Johnny Football was once again spectacular on Saturday, as he completed 16-of-24 throws for 273 yards, four touchdowns and zero interceptions while running for 68 and two more scores.
The Aggies destroyed University of Texas at El Paso, 57-7, at Kyle Field and Manziel's day was done halfway through the third quarter.
For the season, Manziel has now completed 72.5 percent of his throws for 2,867 yards, 26 touchdowns and eight interceptions. On the ground, he has racked up 564 yards and eight scores. Let's take a look at his current pace vs. last year's Heisman numbers:
|Manziel vs. Manziel|
|Player||Completion Pct.||Passing Yards||Rushing Yards||Passing TD||Rushing TD||INT|
|2012 Heisman Manziel||68.0||3,706||1,410||26||21||9|
|2013 Manziel (12-Game Pace)||72.5||3,822||752||34||10||10|
There's not much not to like, here. While his total yards and touchdowns are projected to be down slightly, he has been more efficient through the air and is still the same dangerous, unstoppable playmaker.
Only one problem: his competition this time around is far more stout than it was in 2012.
Two regular season losses weren't enough to derail the HeisManziel campaign train last year because, Manti Te'o was a defender and Kansas State quarterback Collin Klein had less impressive numbers along with a loss himself.
But this year, Manziel has a couple of absolute studs to deal with in Florida State's Jameis Winston and Oregon's Marcus Mariota.
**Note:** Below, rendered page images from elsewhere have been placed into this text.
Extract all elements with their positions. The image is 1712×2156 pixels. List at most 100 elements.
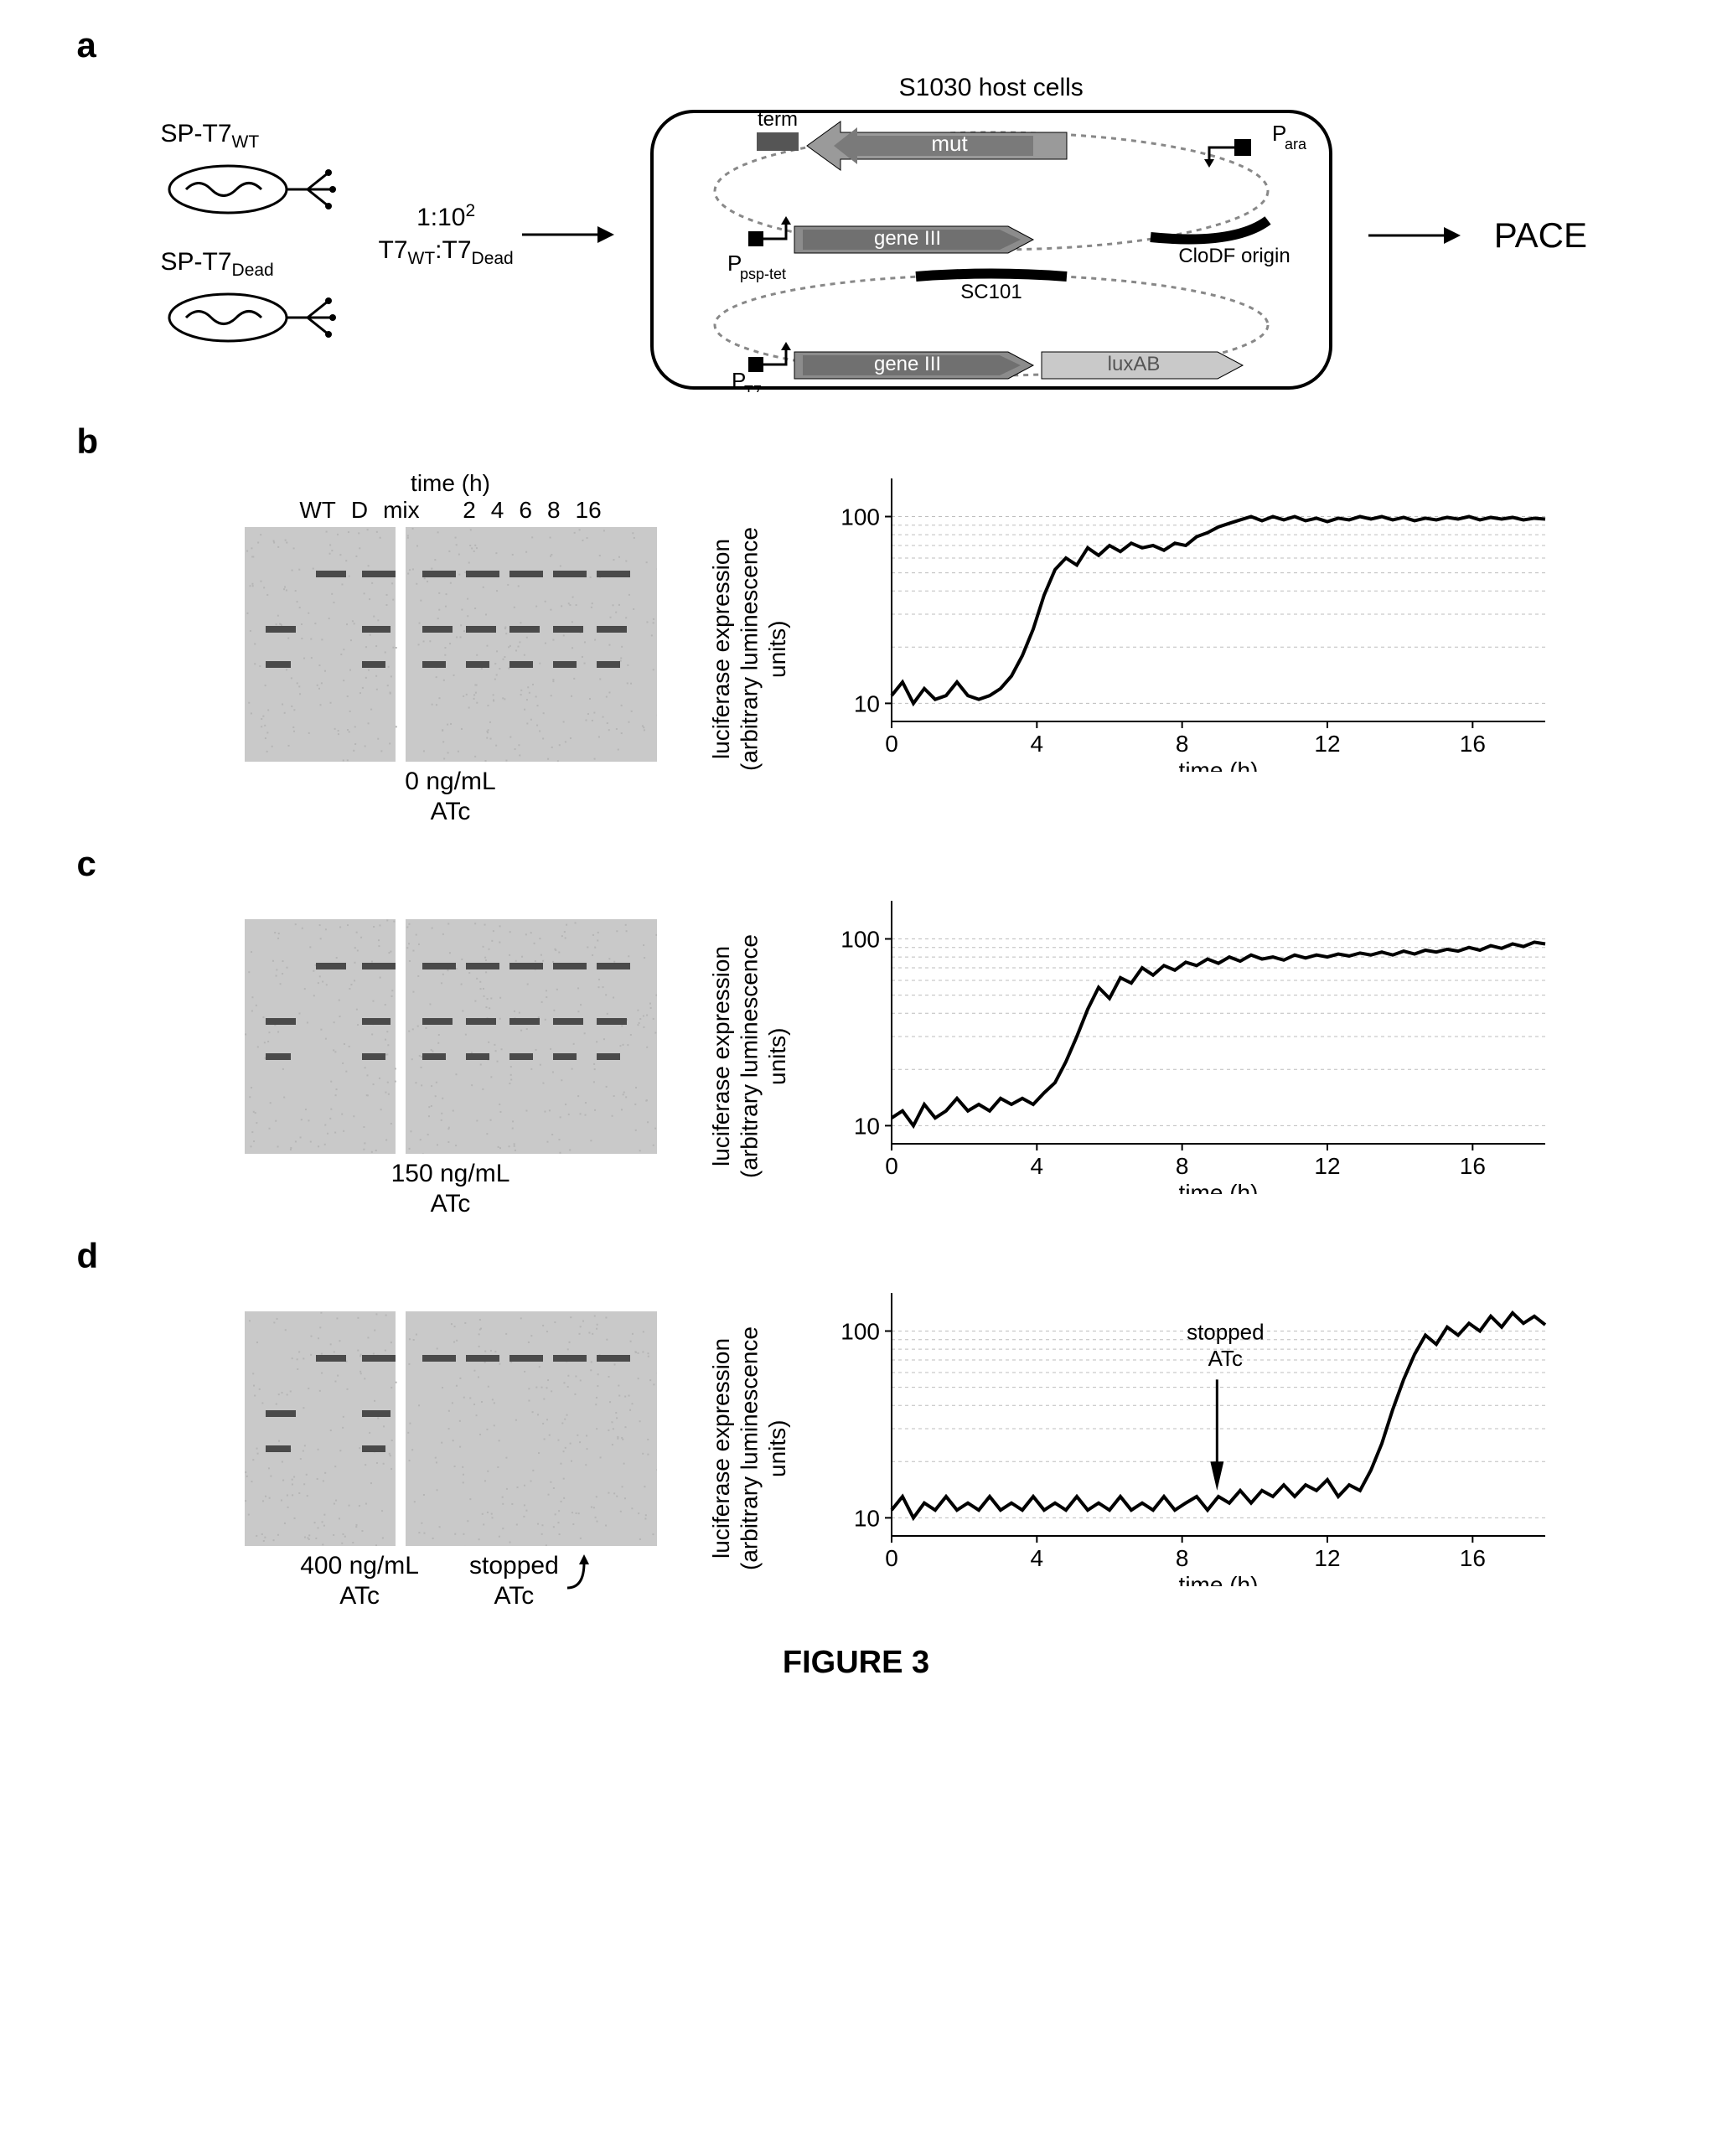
svg-text:8: 8 [1176, 1545, 1189, 1571]
panel-b-label: b [77, 421, 1653, 462]
phage-2-label: SP-T7Dead [161, 248, 274, 281]
gel-lanes: WT Dmix 2468 16 [299, 497, 601, 524]
chart-ylabel: luciferase expression (arbitrary lumines… [707, 934, 792, 1178]
term-label: term [758, 108, 798, 131]
ratio-block: 1:102 T7WT:T7Dead [379, 199, 614, 270]
ratio-top: 1:102 [379, 199, 514, 234]
lane: WT [299, 497, 336, 524]
text: WT [232, 132, 260, 152]
svg-text:10: 10 [854, 1505, 880, 1531]
svg-text:8: 8 [1176, 1153, 1189, 1179]
lane: 16 [576, 497, 602, 524]
svg-text:10: 10 [854, 1113, 880, 1139]
panel-a-label: a [77, 25, 1653, 65]
lane: 8 [547, 497, 561, 524]
pt7-sub: T7 [744, 383, 762, 392]
text: SP-T7 [161, 248, 232, 276]
svg-text:time (h): time (h) [1179, 1180, 1259, 1194]
luxab-label: luxAB [1107, 353, 1160, 375]
lane: mix [383, 497, 420, 524]
phage-1: SP-T7WT [161, 120, 345, 223]
phage-block: SP-T7WT SP-T7Dead [161, 120, 345, 351]
svg-text:12: 12 [1315, 1545, 1341, 1571]
svg-text:0: 0 [885, 731, 898, 757]
text: WT [408, 249, 436, 268]
gel-time-header: time (h) [411, 470, 490, 497]
svg-text:ATc: ATc [1208, 1346, 1243, 1371]
svg-text:16: 16 [1460, 1545, 1486, 1571]
text: Dead [472, 249, 514, 268]
origin-label: CloDF origin [1178, 245, 1290, 267]
svg-text:12: 12 [1315, 1153, 1341, 1179]
gel-image [245, 1311, 657, 1546]
text: 2 [465, 201, 475, 220]
host-cell: S1030 host cells term mut Para CloDF ori… [648, 74, 1335, 396]
gel-caption-d: 400 ng/mL ATc [300, 1551, 419, 1611]
gel-image [245, 527, 657, 762]
panel-d-label: d [77, 1236, 1653, 1276]
text: Dead [232, 261, 274, 280]
gel-c: 150 ng/mL ATc [245, 892, 657, 1219]
chart-ylabel: luciferase expression (arbitrary lumines… [707, 527, 792, 771]
svg-text:0: 0 [885, 1545, 898, 1571]
lane: 4 [491, 497, 504, 524]
svg-text:100: 100 [841, 504, 881, 530]
para-sub: ara [1285, 136, 1307, 153]
phage-icon [161, 284, 345, 351]
gel-caption-c: 150 ng/mL ATc [391, 1159, 510, 1219]
panel-c-label: c [77, 844, 1653, 884]
sc101-label: SC101 [960, 281, 1022, 303]
svg-text:0: 0 [885, 1153, 898, 1179]
chart-ylabel: luciferase expression (arbitrary lumines… [707, 1326, 792, 1570]
chart-d: 10 100 0 4 8 12 16 time (h) stoppedATc [833, 1285, 1554, 1586]
svg-text:16: 16 [1460, 1153, 1486, 1179]
arrow-icon [522, 218, 614, 251]
phage-1-label: SP-T7WT [161, 120, 260, 153]
panel-d: 400 ng/mL ATc stopped ATc luciferase exp… [245, 1285, 1653, 1611]
lane: 2 [463, 497, 476, 524]
gel-d: 400 ng/mL ATc stopped ATc [245, 1285, 657, 1611]
gel-b: time (h) WT Dmix 2468 16 0 ng/mL ATc [245, 470, 657, 827]
gel-image [245, 919, 657, 1154]
mut-label: mut [931, 131, 968, 156]
arrow-up-icon [559, 1546, 601, 1596]
pace-label: PACE [1494, 215, 1587, 256]
svg-text:100: 100 [841, 926, 881, 952]
svg-text:12: 12 [1315, 731, 1341, 757]
chart-c: 10 100 0 4 8 12 16 time (h) [833, 892, 1554, 1194]
panel-c: 150 ng/mL ATc luciferase expression (arb… [245, 892, 1653, 1219]
arrow-icon [1368, 219, 1461, 252]
text: :T7 [435, 236, 471, 264]
svg-text:stopped: stopped [1187, 1320, 1265, 1345]
phage-2: SP-T7Dead [161, 248, 345, 351]
gene3-label-2: gene III [874, 353, 941, 375]
gene3-label: gene III [874, 227, 941, 250]
lane: 6 [519, 497, 532, 524]
panel-b: time (h) WTDmix 246816 0 ng/mL ATc lucif… [245, 470, 1653, 827]
gel-caption-d2: stopped ATc [469, 1551, 559, 1611]
host-title: S1030 host cells [648, 74, 1335, 102]
svg-text:time (h): time (h) [1179, 757, 1259, 772]
panel-a: SP-T7WT SP-T7Dead [161, 74, 1653, 396]
figure-3: a SP-T7WT SP-T7Dead [60, 25, 1653, 1681]
chart-b: 10 100 0 4 8 12 16 time (h) [833, 470, 1554, 772]
svg-text:time (h): time (h) [1179, 1572, 1259, 1586]
svg-text:4: 4 [1031, 1545, 1044, 1571]
gel-caption-b: 0 ng/mL ATc [405, 767, 495, 827]
ratio-bottom: T7WT:T7Dead [379, 234, 514, 270]
text: T7 [379, 236, 408, 264]
svg-text:8: 8 [1176, 731, 1189, 757]
gel-caption-d2-block: stopped ATc [469, 1546, 601, 1611]
svg-text:4: 4 [1031, 731, 1044, 757]
host-cell-diagram: term mut Para CloDF origin Ppsp-tet gene… [648, 107, 1335, 392]
figure-caption: FIGURE 3 [60, 1645, 1653, 1681]
svg-text:4: 4 [1031, 1153, 1044, 1179]
ppsp-sub: psp-tet [740, 266, 786, 282]
text: 1:10 [416, 204, 465, 231]
svg-text:100: 100 [841, 1318, 881, 1344]
svg-text:16: 16 [1460, 731, 1486, 757]
lane: D [351, 497, 368, 524]
svg-text:10: 10 [854, 690, 880, 716]
phage-icon [161, 156, 345, 223]
text: SP-T7 [161, 120, 232, 147]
Not only is the quarterback duo very similar to Manziel in terms of statistical output, but they each are currently leading an undefeated, national-championship contender.
Don't get me wrong. Docking a Heisman contender for two losses (especially when his defense is horrendous and he tallied over 1,000 total yards in those two losses) is complete cockamamie, but in a tight race like this one, it wouldn't be at all surprising if the voters let team victories serve as the deciding factor.
That being said, while Manziel is currently No. 3 in the Heisman race in my book, he's far from out from out of the picture—in fact, he's right smack dab in the middle of the frame.
More performances like Saturday's—you know, against teams that aren't 1-6 Conference USA squads—and it will be impossible not to bump him up the rankings.